The Ministry of Transport, Infrastructure, Housing, Urban Development and Public Works on 20th April 2020 published the National Construction Authority (Defects Liability) Regulations, 2020. The Regulations, which have received opposition from contractors and lobby groups in the construction industry, aim at conferring protection to developers of commercial properties by regulating the industry limitations on period within which a contractor may be liable for flaws during construction. Prior to the Regulations, model construction contracts used in the construction industry provided for a patent defect liability period in six months from the practical completion date while providing none for latent defects. The Regulations have introduced a latent defect liability period which is geared towards protecting commercial building owners from concealed structural flaws that may not be detectable during the ordinary patent defects liability period, which has itself been extended.
Patent Defects Liability Period
The interpretation section of the Regulations defines a patent defect to mean a defect which is detectable upon reasonable inspection during the construction period and can be notified to the contractor either before practical completion or during the defect liability period. Notably, unlike the current industry practice where practical completion is defined to mean the date when the architect issues their certificate of completion, the Regulations define practical completion date to mean the date when the certificate of occupation is issued by the County Government.
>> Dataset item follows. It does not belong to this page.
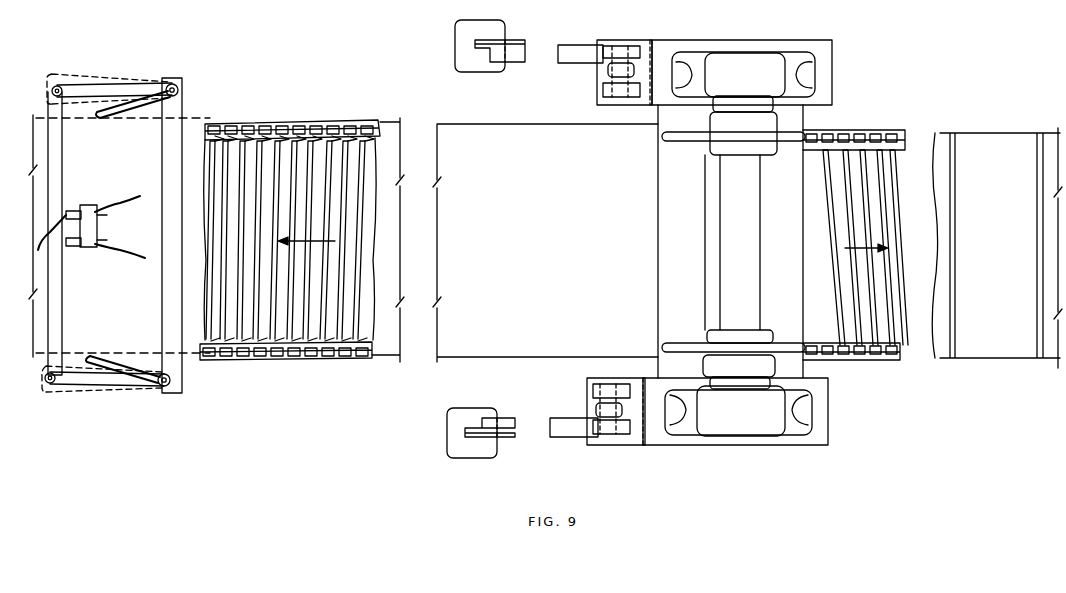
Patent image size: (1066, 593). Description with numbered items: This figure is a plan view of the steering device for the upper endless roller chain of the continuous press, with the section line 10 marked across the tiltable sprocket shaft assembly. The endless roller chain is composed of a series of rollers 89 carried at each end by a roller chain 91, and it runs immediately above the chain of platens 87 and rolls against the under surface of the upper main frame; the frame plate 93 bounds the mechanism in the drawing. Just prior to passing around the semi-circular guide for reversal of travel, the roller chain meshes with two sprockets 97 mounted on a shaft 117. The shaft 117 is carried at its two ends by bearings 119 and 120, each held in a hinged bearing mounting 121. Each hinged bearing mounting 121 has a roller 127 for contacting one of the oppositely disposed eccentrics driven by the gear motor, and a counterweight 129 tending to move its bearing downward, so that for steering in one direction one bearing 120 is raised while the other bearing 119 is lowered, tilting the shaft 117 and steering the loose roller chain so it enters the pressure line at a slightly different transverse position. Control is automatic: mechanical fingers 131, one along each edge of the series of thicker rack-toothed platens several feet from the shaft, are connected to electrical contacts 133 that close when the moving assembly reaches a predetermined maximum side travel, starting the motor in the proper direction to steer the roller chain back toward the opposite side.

The regulations provide that every contract for the construction of a commercial building shall prescribe a patent defects liability period and this period shall be a minimum of twelve months after practical completion. During this period, a contractor, a relevant professional and a sub-contractor shall be liable for the rectification of the patent defects. During this patent defect liability period, the owner and the contractor, relevant professional or sub-contractor, shall jointly prepare a schedule specifying the patent defects identified. Then the contractor, relevant professional or sub-contractor, shall rectify the respective defects specified in the schedule. Upon doing this, the owner shall certify that the defects identified have been rectified.
Latent Defects Liability Period
A latent defect has been defined in the interpretation section to mean a concealed structural flaw in a commercial building or fixed installation that exists but is not apparent or readily detectable during the latent defects liability period. The Regulations provide that every contract for the construction of a commercial building shall prescribe a latent defects liability period and the period shall be a minimum of six years from completion of the patent defects liability period. The Regulations impose liability on a contractor for the rectification of patent defects that become apparent during the latent defects liability period. The relevant professional shall also be liable for the rectification of such patent defects. This has received a lot of criticism from professionals in the construction sector as well as the contractors’ lobby group who argue that the period is unreasonable as it extends this liability beyond the globally agreed timeframes. The regulations prescribe that a sub-contractor shall be liable for the rectification of patent defects that become apparent during the latent defects liability period.
Insurance Cover for Latent Defects
The Regulations obligate a contractor to obtain insurance cover for latent defects that may become apparent during the latent defects liability period. A relevant professional is also obligated to obtain a professional indemnity cover for latent defects that may become apparent during the latent defects liability period. A sub-contractor shall obtain insurance cover for latent defects that may become apparent during the latent defects liability period.
In addition, every owner of a commercial building is required to insure the commercial building at all times against structural damage attributable to him/her.
The Regulations have come into place to regulate defect liability in commercial buildings and to ensure that these buildings meet the required standard quality. On the other hand, developers have raised their concerns about the new law saying that prolonging the defect liability period would increase the cost of construction as contractors’ payments valued at five percent on a project’s cost would be withheld further thus hurting cash flows. It is also not clear the regulations are limited to commercial buildings only, without extending to residential buildings that have received most public scrutiny due to occasional building collapses especially in the middle and informal settlements in Nairobi.
It is important to note that the Regulations seem to have been passed without a comprehensive stakeholder participation. They are also silent on whether they apply to existing contracts. There is need for a review of the agreements to take into account the concerns raised by the stakeholders in the construction industry as is required under the law. While that happens, practitioners preparing and reviewing construction contracts relating to commercial buildings will need to consider these regulations when reviewing or drafting the standard building contracts to ensure compliance.